The International Monetary Fund (IMF) has forecasted that Nigeria’s foreign reserves could drop to $24 billion in 2024, according to its latest country report. This projection indicates a significant decline, posing potential foreign exchange challenges for Africa’s largest economy.
As of February 8, the country’s external reserves stood at $33.12 billion. The IMF anticipates a tough period for Nigeria’s financial account throughout 2024–25, citing several factors such as the absence of new Eurobond issuances, substantial repayments of existing funds and Eurobonds amounting to $3.5 billion, and ongoing portfolio outflows.
Despite projecting a surplus in the current account, the IMF expects officially reported reserves to diminish to $24 billion in 2024, with a projected recovery to $38 billion by 2028, as portfolio inflows are forecasted to resume.
The report highlighted that the first half of 2023 witnessed a surplus in the current account, yet there was a notable decline in reserves. This downturn has been attributed to a decrease in crude oil exports, primarily due to oil theft and inadequate investment in essential upstream infrastructure.
Additionally, profit repatriation from the oil sector has decreased, partially offsetting the adverse effects on the current account. However, Foreign Direct Investment remains low, while there has been an increase in portfolio outflows, including equity and Eurobond repayments, as well as repatriations.
The IMF emphasized the need for comprehensive information on short-term foreign exchange liabilities from Nigerian authorities to accurately calculate net international reserves. Despite challenges, the IMF reiterated the importance of addressing stalled per-capita growth, poverty, and high food insecurity in Nigeria, which have exacerbated the ongoing cost-of-living crisis.

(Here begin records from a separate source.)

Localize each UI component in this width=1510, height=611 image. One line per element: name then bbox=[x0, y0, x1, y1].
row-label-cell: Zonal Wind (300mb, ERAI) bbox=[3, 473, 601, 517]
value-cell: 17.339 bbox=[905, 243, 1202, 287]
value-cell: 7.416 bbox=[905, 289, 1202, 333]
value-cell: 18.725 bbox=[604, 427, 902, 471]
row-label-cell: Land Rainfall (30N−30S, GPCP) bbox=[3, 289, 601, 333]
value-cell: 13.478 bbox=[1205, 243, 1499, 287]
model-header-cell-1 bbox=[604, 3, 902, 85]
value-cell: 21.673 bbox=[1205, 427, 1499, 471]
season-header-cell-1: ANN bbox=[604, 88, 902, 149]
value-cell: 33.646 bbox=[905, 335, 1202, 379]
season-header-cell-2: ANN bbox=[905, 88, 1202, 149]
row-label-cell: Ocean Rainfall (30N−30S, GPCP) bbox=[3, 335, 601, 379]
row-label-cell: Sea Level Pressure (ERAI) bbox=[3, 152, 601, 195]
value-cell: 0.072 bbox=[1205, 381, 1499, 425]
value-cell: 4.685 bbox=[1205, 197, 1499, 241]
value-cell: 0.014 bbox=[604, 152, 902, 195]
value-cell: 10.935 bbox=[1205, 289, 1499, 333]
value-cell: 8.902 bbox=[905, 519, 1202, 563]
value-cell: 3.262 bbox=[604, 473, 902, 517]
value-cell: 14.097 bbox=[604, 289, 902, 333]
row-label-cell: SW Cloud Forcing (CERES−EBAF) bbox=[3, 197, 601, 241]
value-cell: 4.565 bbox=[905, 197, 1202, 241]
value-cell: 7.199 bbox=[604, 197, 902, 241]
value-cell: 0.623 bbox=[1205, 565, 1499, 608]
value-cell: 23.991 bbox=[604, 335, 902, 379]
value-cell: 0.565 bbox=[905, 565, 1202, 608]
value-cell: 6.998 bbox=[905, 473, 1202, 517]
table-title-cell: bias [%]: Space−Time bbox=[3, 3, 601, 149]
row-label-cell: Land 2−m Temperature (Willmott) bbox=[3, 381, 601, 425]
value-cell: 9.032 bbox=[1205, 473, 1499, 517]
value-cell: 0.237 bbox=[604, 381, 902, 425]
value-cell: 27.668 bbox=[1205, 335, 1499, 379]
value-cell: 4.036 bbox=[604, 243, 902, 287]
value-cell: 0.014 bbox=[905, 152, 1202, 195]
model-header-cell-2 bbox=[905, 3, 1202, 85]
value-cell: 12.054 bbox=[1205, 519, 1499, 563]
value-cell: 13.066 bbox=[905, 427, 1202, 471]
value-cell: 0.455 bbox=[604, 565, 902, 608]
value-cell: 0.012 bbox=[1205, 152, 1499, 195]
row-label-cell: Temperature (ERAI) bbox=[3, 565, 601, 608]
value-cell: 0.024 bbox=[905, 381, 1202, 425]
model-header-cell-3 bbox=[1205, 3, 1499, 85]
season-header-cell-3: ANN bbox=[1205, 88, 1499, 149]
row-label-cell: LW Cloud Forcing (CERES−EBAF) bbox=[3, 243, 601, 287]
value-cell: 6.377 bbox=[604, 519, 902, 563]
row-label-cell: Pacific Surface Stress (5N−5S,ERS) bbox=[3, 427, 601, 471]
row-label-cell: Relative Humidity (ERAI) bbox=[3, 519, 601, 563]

Low revenue collection has also hindered the provision of services and public investment, with headline inflation reaching 27 percent year-on-year in October, driven by factors such as fuel subsidy removal, exchange rate depreciation, and poor agricultural production in the country.
Overall, the IMF’s assessment underscores the importance of proactive measures to address the economic challenges facing Nigeria and ensure sustainable growth and stability in the long term.